Spinnen ist eine Tätigkeit, bei der es darum geht, aus einem Ballen Wolle in einer Drehbewegung einen festen Faden herzustellen, also eine Verdichtung der Wolle zu erreichen. Diese Arbeit verlangt Geschicklichkeit und Konzentration, denn als das Mädchen vom hereinblickenden Königssohn abgelenkt wird, heißt es im Märchen …ob der Faden diesmal ganz gleich ward, weiß ich nicht… Im Sprachgebrauch verbinden wir das Spinnen mit dem Denken, wir sagen „Gedankenfäden spinnen“, „du spinnst“ oder „ich habe den Faden verloren“. Das Bild des spinnenden Mädchens im Märchen weist auf die Ausbildung seines Denkens hin. Dieses Denken kann zur Weisheit führen und darüber hinaus zu dem, was der Königssohn im Märchen symbolisiert, zum Höheren Ich und zur Erinnerung an die paradiesische Welt, wie uns das Märchen im weiteren Verlauf zeigt. Voraussetzung dafür aber ist, dass das Mädchen vom Blick des Königssohnes berührt wird, dass es ihm nachblickt und ihm das „rechte Wort“, ein Spruch (von drei Sprüchen) der alten Patin, in den Sinn kommt: Spindel, Spindel, geh du aus, bring den Freier in mein Haus. Es lässt die Spindel los, ein goldener Faden stellt die Verbindung zum Königssohn her. Sein Denken steigert sich zu einem meditativen, inspirierten.

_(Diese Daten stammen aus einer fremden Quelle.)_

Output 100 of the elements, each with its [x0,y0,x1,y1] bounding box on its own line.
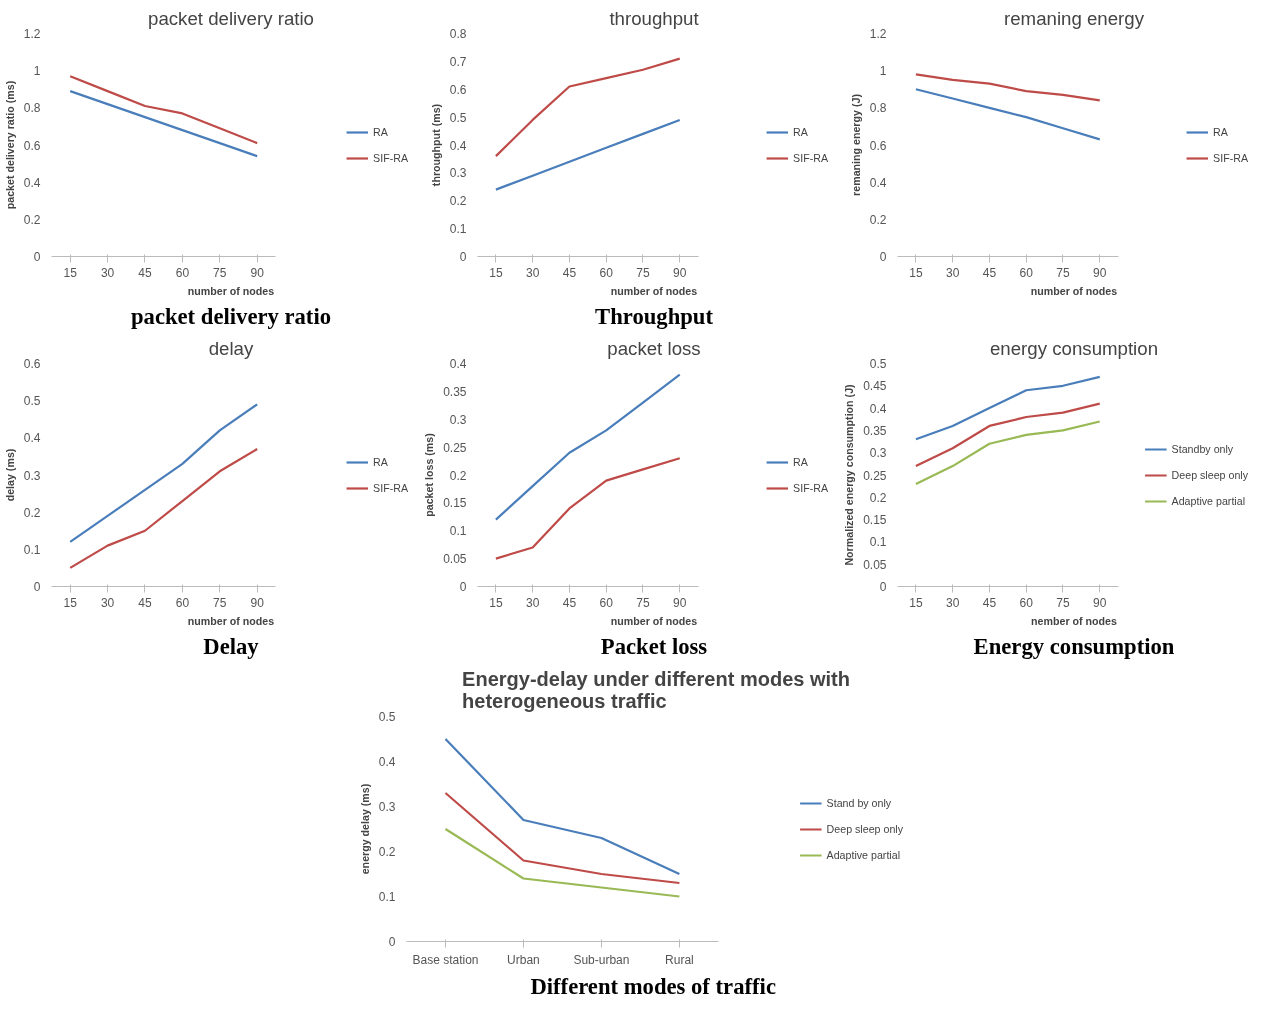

Das Mädchen nimmt das Weberschiffchen und hat gleich den zweiten Spruch der Patin bereit, der dieses Werkzeug veranlasst, einen Teppich vor der Türe zu weben: Schiffchen, Schiffchen, webe fein, führ den Freier mir herein. Den Wellen gleich, die sich auf einer Wasseroberfläche bilden, bewegt es sich auf und ab, es ist eben ein „Schiffchen“. Das Wasser ist im Märchen mit dem Fühlen, dem Auf- und Abwogen der Gefühle, in denen wir auch versinken können, verbunden. Um alles Lebendige gedeihen zu lassen, muss sich das Denken mit dem Fühlen verbinden. Der Teppich, der da entsteht, zeigt blühende Rosen und Lilien, …und in der Mitte auf goldenem Grund stiegen grüne Ranken herauf, darin sprangen Hasen und Kaninchen: Hirsche und Rehe streckten die Köpfe dazwischen: oben in den Zweigen saßen bunte Vögel; es fehlte nichts, als dass sie gesungen hätten… Dieser Teppich lässt uns dankbar und staunend auf die Schöpfung blicken. Dieses Erleben stellt das heutige Menschenbild, welches das Herz mit einer Kreislaufpumpe, das Gehirn mit einem Computer vergleicht, in Frage. Aus dem Erkennen der Dynamik der Kräfte, die allem Lebendigen innewohnen, erwachsen Ehrfurcht und Respekt vor der Natur. Wir sprechen ja auch davon, unseren Lebensteppich zu weben. Leben und Weben ergeben einen Reim.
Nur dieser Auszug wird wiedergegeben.